Falha na Segurança Bancária (KYC)
As autoras do processo foram vítimas de estelionato por um grupo que simulava vínculos afetivos em redes sociais para solicitar transferências sob pretextos diversos. As quantias foram enviadas para contas abertas no Banco Santander que, segundo a defesa, foram abertas de forma irregular. A argumentação central, acolhida pelo TJSP, sustentou a
falha na prestação do serviço bancário e o descumprimento das normas de
compliance. O relator, desembargador
Paulo Sérgio Mangerona, destacou que o banco:
- Não apresentou contestação (decretada revelia).
- Foi negligente no cumprimento das normas de compliance, especialmente o protocolo KYC (Know Your Customer), que exige a verificação da identidade e origem dos recursos dos clientes.
- Deixou de cumprir a Resolução nº 4.753/2019 do Banco Central, que obriga a verificação da autenticidade das informações dos titulares das contas.
Responsabilidade Objetiva
O TJSP aplicou a
Súmula 479 do STJ, que estabelece a responsabilidade objetiva das instituições financeiras por danos gerados por
fortuito interno (fraudes relacionadas à própria atividade bancária).

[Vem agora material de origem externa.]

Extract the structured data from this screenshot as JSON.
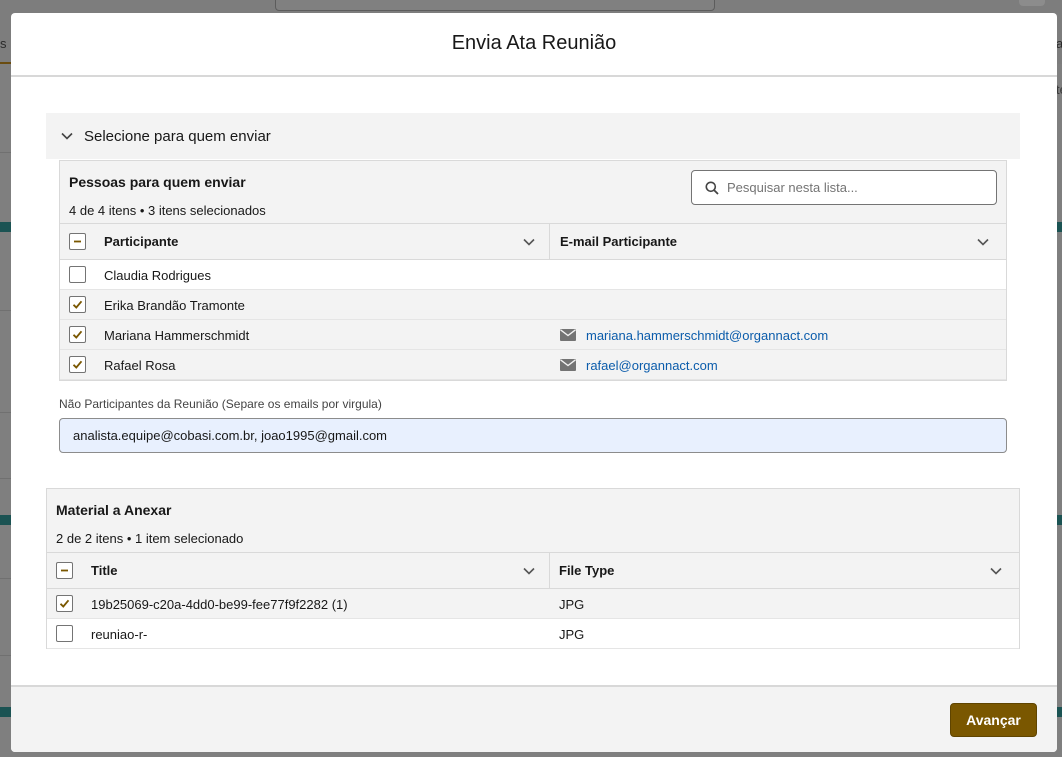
{
  "modal": {
    "title": "Envia Ata Reunião",
    "section_label": "Selecione para quem enviar",
    "next_button": "Avançar"
  },
  "people": {
    "title": "Pessoas para quem enviar",
    "summary": "4 de 4 itens • 3 itens selecionados",
    "search_placeholder": "Pesquisar nesta lista...",
    "columns": [
      "Participante",
      "E-mail Participante"
    ],
    "rows": [
      {
        "name": "Claudia Rodrigues",
        "email": "",
        "checked": false
      },
      {
        "name": "Erika Brandão Tramonte",
        "email": "",
        "checked": true
      },
      {
        "name": "Mariana Hammerschmidt",
        "email": "mariana.hammerschmidt@organnact.com",
        "checked": true
      },
      {
        "name": "Rafael Rosa",
        "email": "rafael@organnact.com",
        "checked": true
      }
    ]
  },
  "non_participants": {
    "label": "Não Participantes da Reunião (Separe os emails por virgula)",
    "value": "analista.equipe@cobasi.com.br, joao1995@gmail.com"
  },
  "material": {
    "title": "Material a Anexar",
    "summary": "2 de 2 itens • 1 item selecionado",
    "columns": [
      "Title",
      "File Type"
    ],
    "rows": [
      {
        "title": "19b25069-c20a-4dd0-be99-fee77f9f2282 (1)",
        "file_type": "JPG",
        "checked": true
      },
      {
        "title": "reuniao-r-",
        "file_type": "JPG",
        "checked": false
      }
    ]
  },
  "background": {
    "left_fragment": "s",
    "right_fragment_1": "a",
    "right_fragment_2": "te"
  },
  "colors": {
    "brand": "#7a5700",
    "link": "#0b5cab",
    "input_fill": "#e8f0fe"
  }
}
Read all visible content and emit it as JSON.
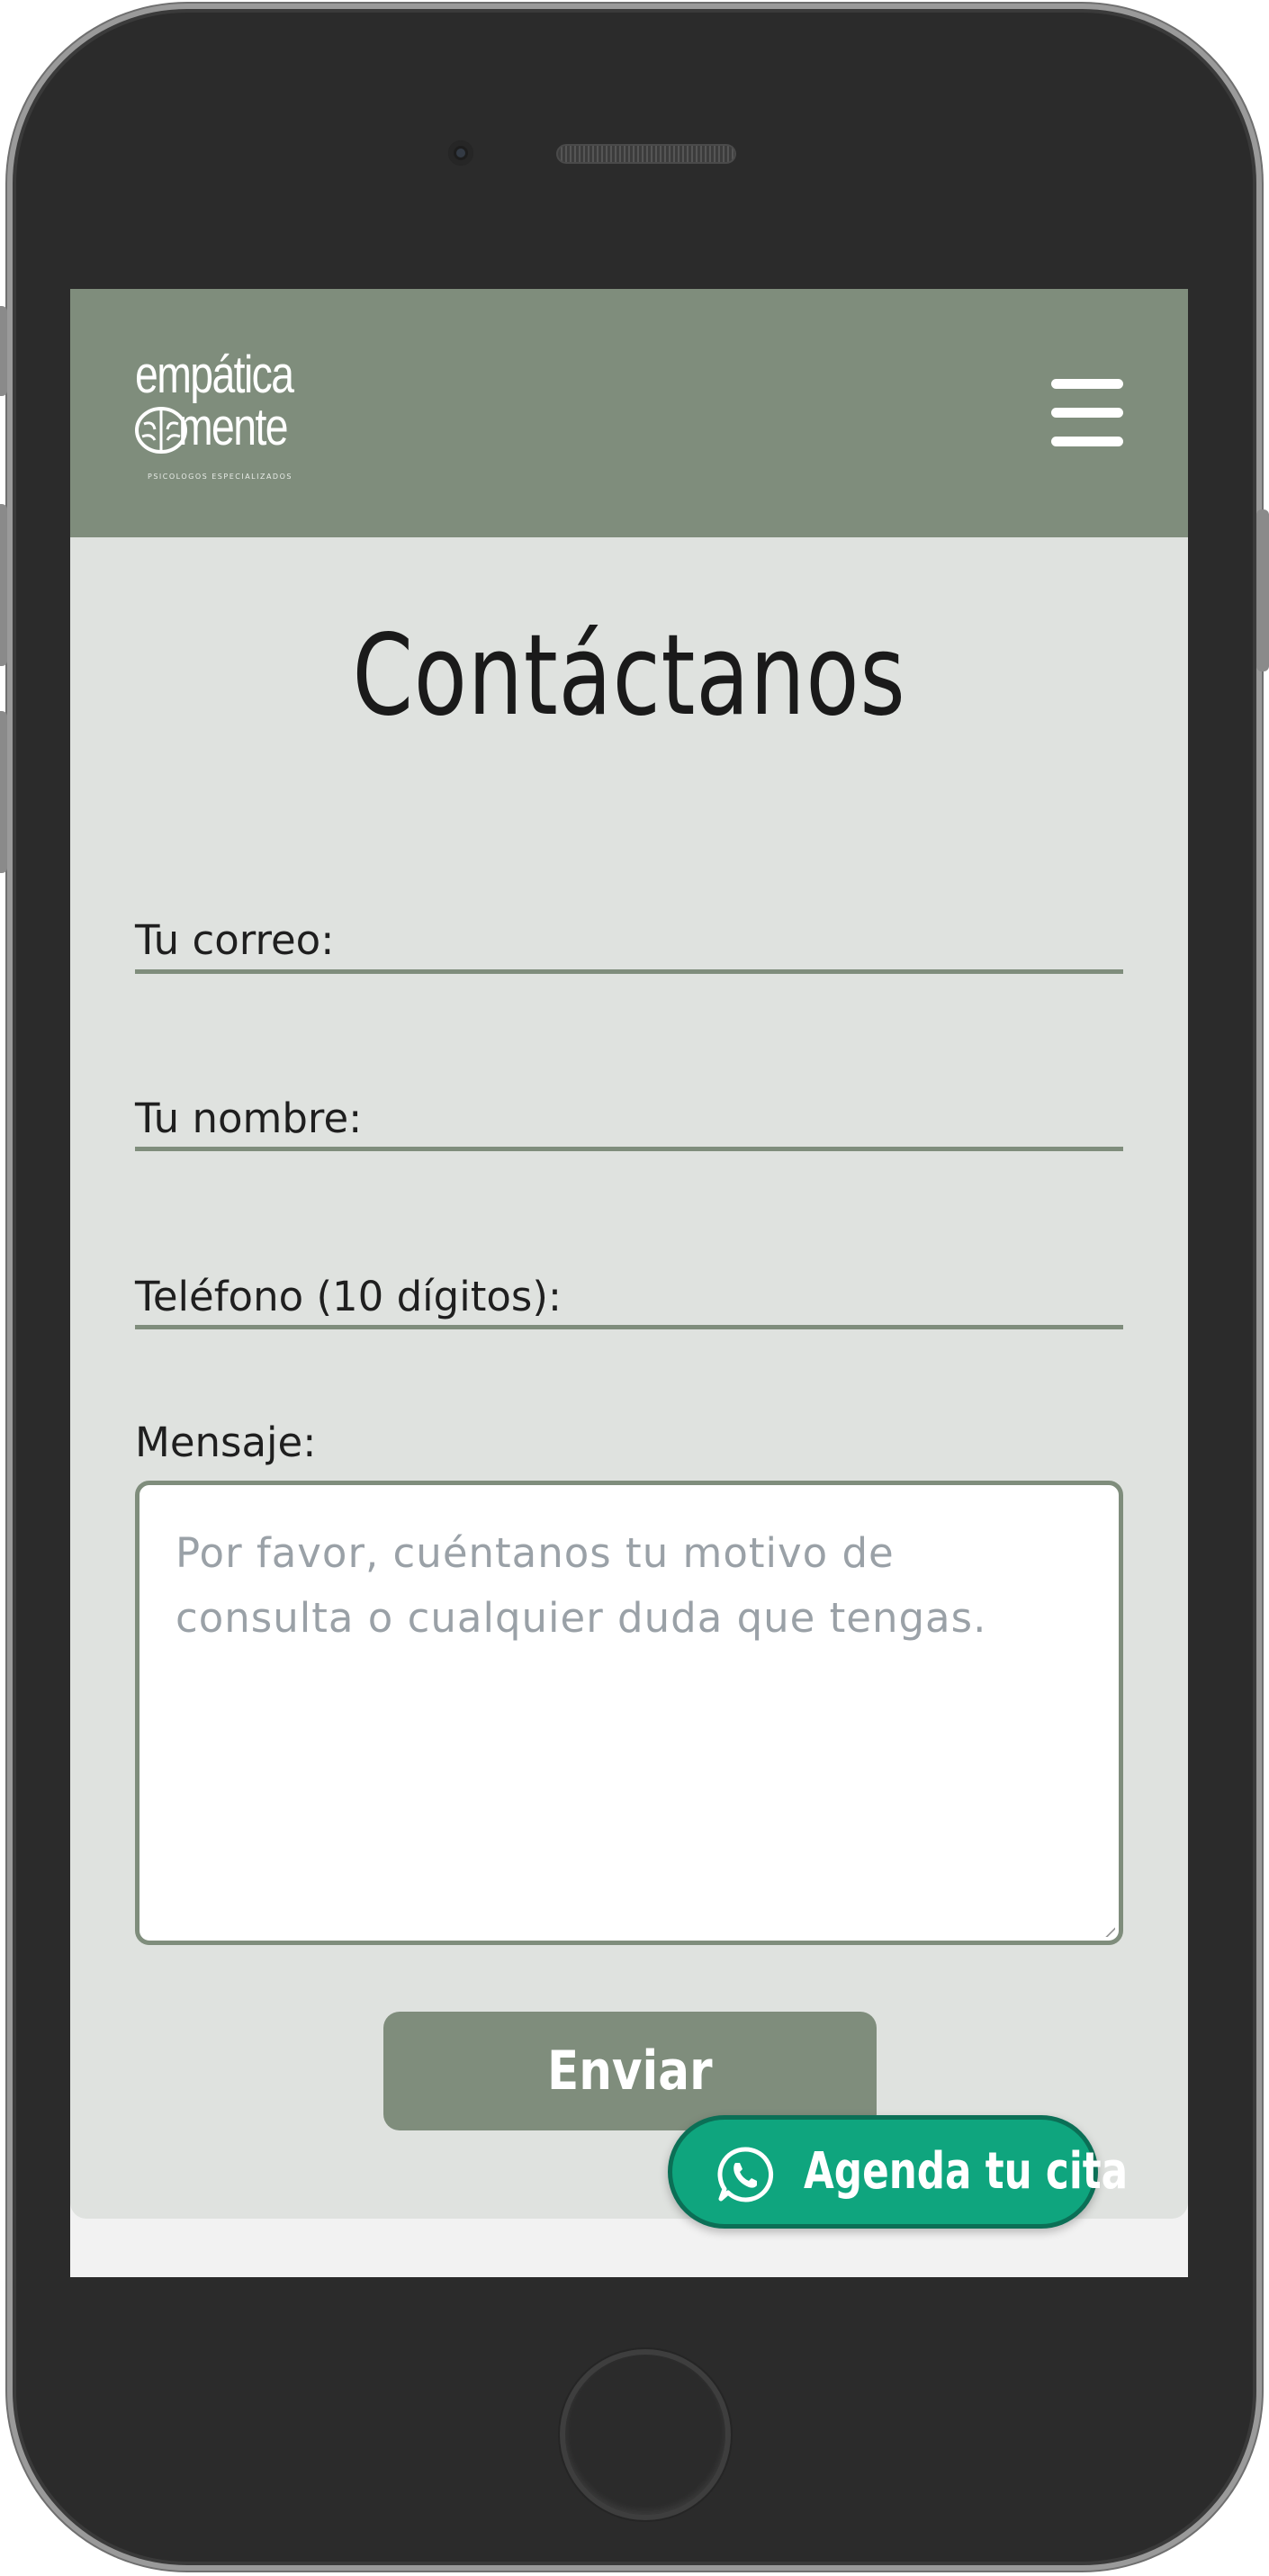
{
  "brand": {
    "logo_line1": "empática",
    "logo_line2": "mente",
    "tagline": "PSICOLOGOS ESPECIALIZADOS"
  },
  "header": {
    "menu_icon": "hamburger-menu-icon"
  },
  "page": {
    "title": "Contáctanos"
  },
  "form": {
    "email_label": "Tu correo:",
    "name_label": "Tu nombre:",
    "phone_label": "Teléfono (10 dígitos):",
    "message_label": "Mensaje:",
    "message_placeholder": "Por favor, cuéntanos tu motivo de consulta o cualquier duda que tengas.",
    "submit_label": "Enviar"
  },
  "whatsapp": {
    "label": "Agenda tu cita",
    "icon": "whatsapp-icon"
  },
  "colors": {
    "header_bg": "#7f8d7c",
    "content_bg": "#dfe2df",
    "whatsapp_green": "#0fa57e"
  }
}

A decisão entendeu que o serviço foi defeituoso (Art. 14, §1º, do CDC), pois o banco não forneceu a segurança esperada pelo consumidor. Assim, foi aplicada a
teoria do risco do empreendimento, segundo a qual a instituição, ao lucrar com atividade de risco, deve suportar os prejuízos decorrentes de falhas em sua execução. A condenação final foi:
- Danos Materiais: Restituição integral de R$ 236.731,00.
- Danos Morais: Indenização fixada em R$ 5.000,00 (R$ 2.500,00 para cada autora).